Aed jokes
What did one nut say to the other? Ignore the guy in the middle. He's a d!ck.
What’s the difference between a politician and a flying pig? -- The letter F.
Two artists had an art contest. It ended in a draw.
I won't reply to every joke today because I want to say thanks to everyone for making funny jokes here. Every time I have a bad day (almost everyday), I always go here and read relatable jokes. It makes me happy and it's making me less anxious. I am really stressed with my school work and everything; I feel that I'm being left alone. Everyone compares me to others and all I can do is listen. I don't get enough sleep because of it... Reading these jokes entertains me and makes me laugh so hard.
I apologize for my grammar.
I can't stand being in a wheelchair.
I wanted to make a belt out of watches, then I realized it was a waste of time!
Q: What does LMAO mean?
A: Launching Missiles At Orphanages.
How do you stop a heterosexual woman from sucking your dick? piss inside her mouth
Q. What’s white, sticky, and better to spit than to swallow?
A. Toothpaste.
What is the difference between McDonald's and 9/11?
McDonald's has a drive-through. Twin Towers has a fly-through.
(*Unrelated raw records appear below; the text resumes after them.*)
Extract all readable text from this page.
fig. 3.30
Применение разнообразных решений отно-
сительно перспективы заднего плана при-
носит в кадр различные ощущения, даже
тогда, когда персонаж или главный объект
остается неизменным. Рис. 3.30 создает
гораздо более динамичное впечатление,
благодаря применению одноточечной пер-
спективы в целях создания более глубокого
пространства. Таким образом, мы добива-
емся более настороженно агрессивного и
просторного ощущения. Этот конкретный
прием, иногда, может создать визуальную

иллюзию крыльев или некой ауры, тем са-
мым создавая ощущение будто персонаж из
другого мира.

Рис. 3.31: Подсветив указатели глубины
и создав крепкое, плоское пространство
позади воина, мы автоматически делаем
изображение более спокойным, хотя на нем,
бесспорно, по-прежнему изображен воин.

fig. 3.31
When does a joke become a dad joke?
When it leaves and never comes back.
Wow, Heaven's a lot hotter than I thought it'd be.
What's brown and rather bad for your dental health?
- A baseball bat.
What's a pedophile's favorite part of a hockey game? Before the first period starts.
An Irishman, Englishman, and Scotsman go into a pub and each order a pint of Guinness.
Just as the bartender hands them over, three flies buzz down and one lands in each of the pints.
The Englishman looks disgusted, pushes his pint away, and demands another pint.
The Scotsman picks out the fly, shrugs, and takes a long swallow.
The Irishman reaches into the glass, pinches the fly between his fingers, and shakes him while yelling, "Spit it out, ya bastard! Spit it out!"
What do you call a dwarf suicide bomber?
A party popper.
A cop sees an old woman carrying two large sacks. One of the sacks has a hole and is leaking 20 dollar bills.
The cop asks the woman, "Where did an old lady like you get all of that money?"
She replies, "Well, there's a golf course behind my house and when golfers need to go to the bathroom, they stick their penis through a hole in my fence and pee into my yard. It became a problem because it kills the flowers."
The cop asks, "So what did you do about it?"
The old lady says, "I get my hedge clippers and I wait behind the fence. When a golfer sticks his penis through the fence, I grab ahold of it and shout GIVE ME $20 OR IT COMES CLEAN OFF!"
"That seems fair enough," the cop says, "so what's in the other sack?"
The old lady replies with, "Not everyone pays..."
What does your mom and a slinky have in common?
They aren't much to look at, but you can't help but crack a smile when you see them tumbling down the stairs.
It must not be a good suicide story if you can tell it.
I heard a joke about chocolate bars, and it wasn't that funny. So I just snickered.